The way a product is designed shapes the way that people use it. Every app is designed for behavior change, intentionally or unintentionally, so the questions that drive behavioral product strategy must be addressed. User Involvement is a set of metrics whose success is defined by the combination of user behaviors that contribute towards creating a desirable outcome. Behavioral product strategy is making product decisions to influence user behavior and improve user involvement.

It doesn't matter what features you have if people don't use them to accomplish a goal. When people achieve a goal using your product that they were previously struggling to achieve on their own, then you've won their User Involvement. This creates a positive feedback loop: they'll behave in ways that enable them to accomplish their goals and accomplishing the goals reinforces the value of their current style of usage.
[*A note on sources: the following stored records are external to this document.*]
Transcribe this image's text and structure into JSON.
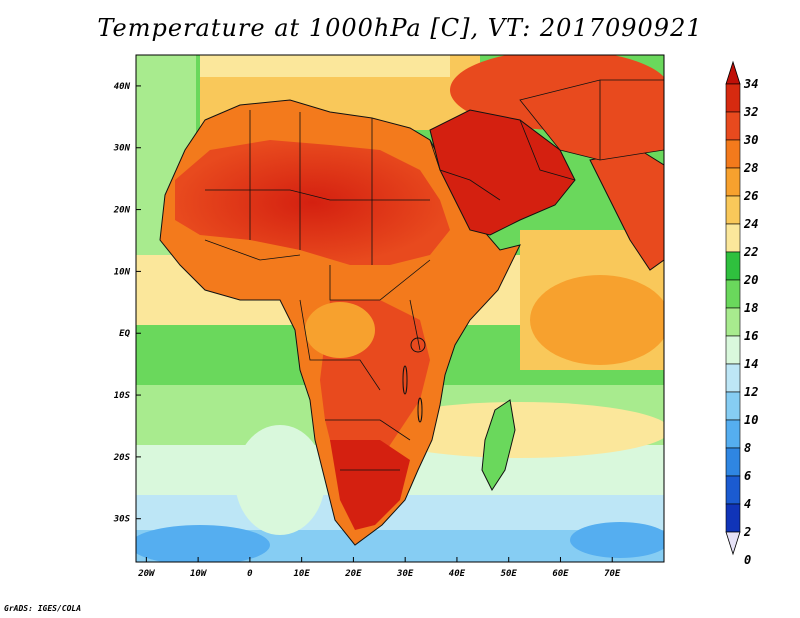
{
  "title": "Temperature at 1000hPa [C], VT: 2017090921",
  "credit": "GrADS: IGES/COLA",
  "map": {
    "lon_ticks": [
      "20W",
      "10W",
      "0",
      "10E",
      "20E",
      "30E",
      "40E",
      "50E",
      "60E",
      "70E"
    ],
    "lat_ticks": [
      "40N",
      "30N",
      "20N",
      "10N",
      "EQ",
      "10S",
      "20S",
      "30S"
    ],
    "lon_values": [
      -20,
      -10,
      0,
      10,
      20,
      30,
      40,
      50,
      60,
      70
    ],
    "lat_values": [
      40,
      30,
      20,
      10,
      0,
      -10,
      -20,
      -30
    ],
    "lon_range": [
      -22,
      80
    ],
    "lat_range": [
      -37,
      45
    ]
  },
  "colorbar": {
    "labels": [
      "34",
      "32",
      "30",
      "28",
      "26",
      "24",
      "22",
      "20",
      "18",
      "16",
      "14",
      "12",
      "10",
      "8",
      "6",
      "4",
      "2",
      "0"
    ],
    "colors": [
      "#d62a10",
      "#e84a1e",
      "#f37a1c",
      "#f7a12e",
      "#f9c85a",
      "#fbe79b",
      "#2fc03e",
      "#6ad85c",
      "#a8eb8e",
      "#d9f8dc",
      "#bde6f6",
      "#86cdf3",
      "#55aef0",
      "#2f86e2",
      "#1b5bd1",
      "#1034b8",
      "#0a1a8c",
      "#e6e2f7"
    ]
  }
}
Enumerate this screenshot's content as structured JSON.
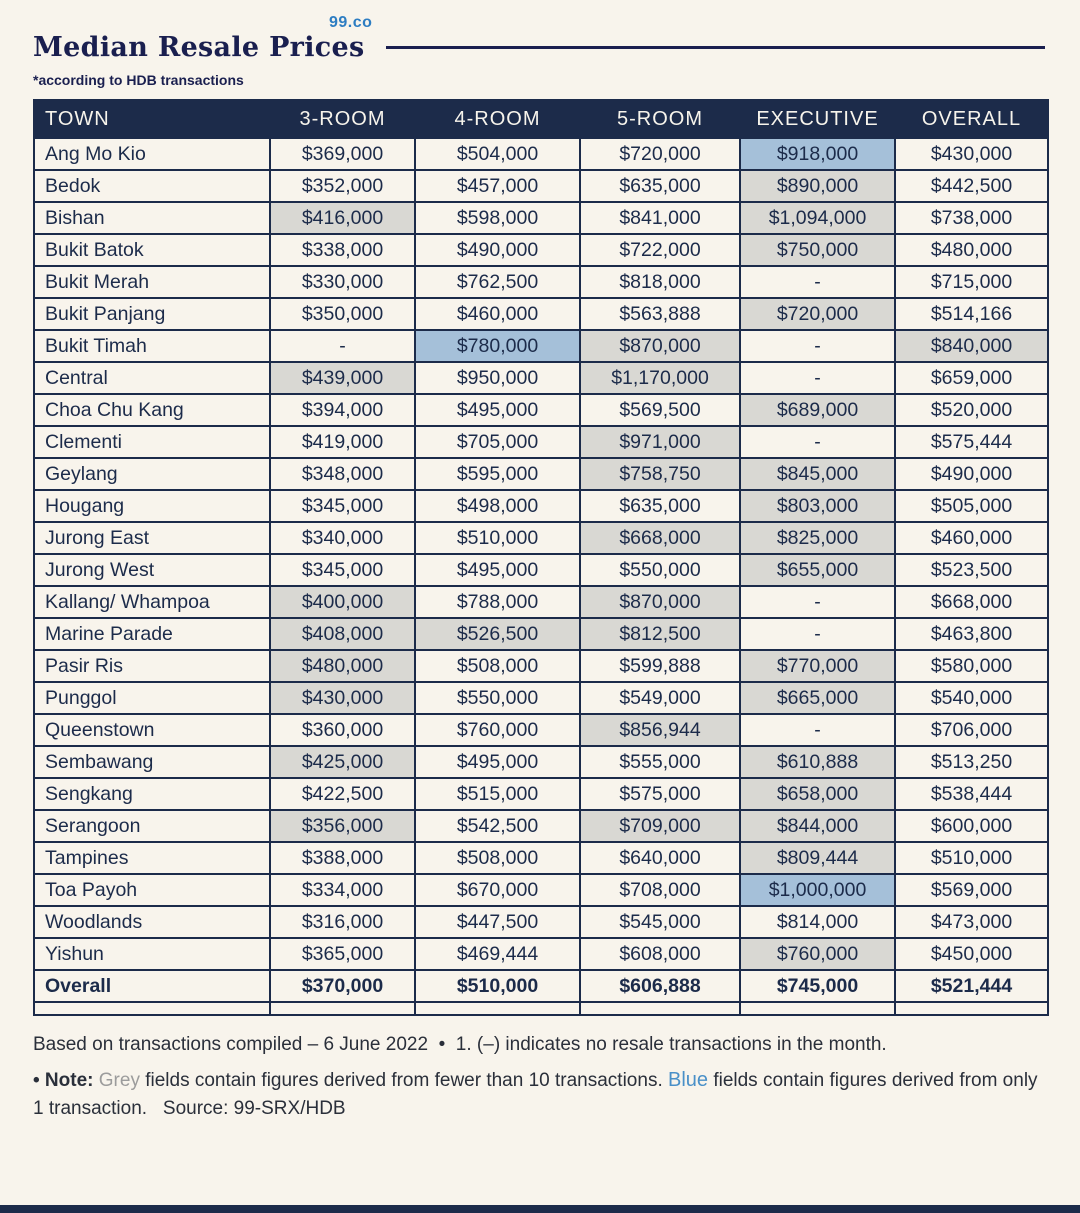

Designing for user involvement has positive effects on adoption, retention, and virality.

Products are fundamentally voluntary. People can always choose to use the product, use an alternative, or use nothing at all. In fact, not using your product is a consumer's default state of being, and you’re trying to get them to do something different in using your product. The goal of behavioral product strategy is to turn usage of your product into a default behavior for certain goals.

This is where behavioral science proves its worth for product decisions. By understanding users and their behavior through these lenses, we are able to

  • Design a product that people want to use
  • Facilitate, encourage, and enable them to use the product to its fullest potential to accomplish the goals that they have.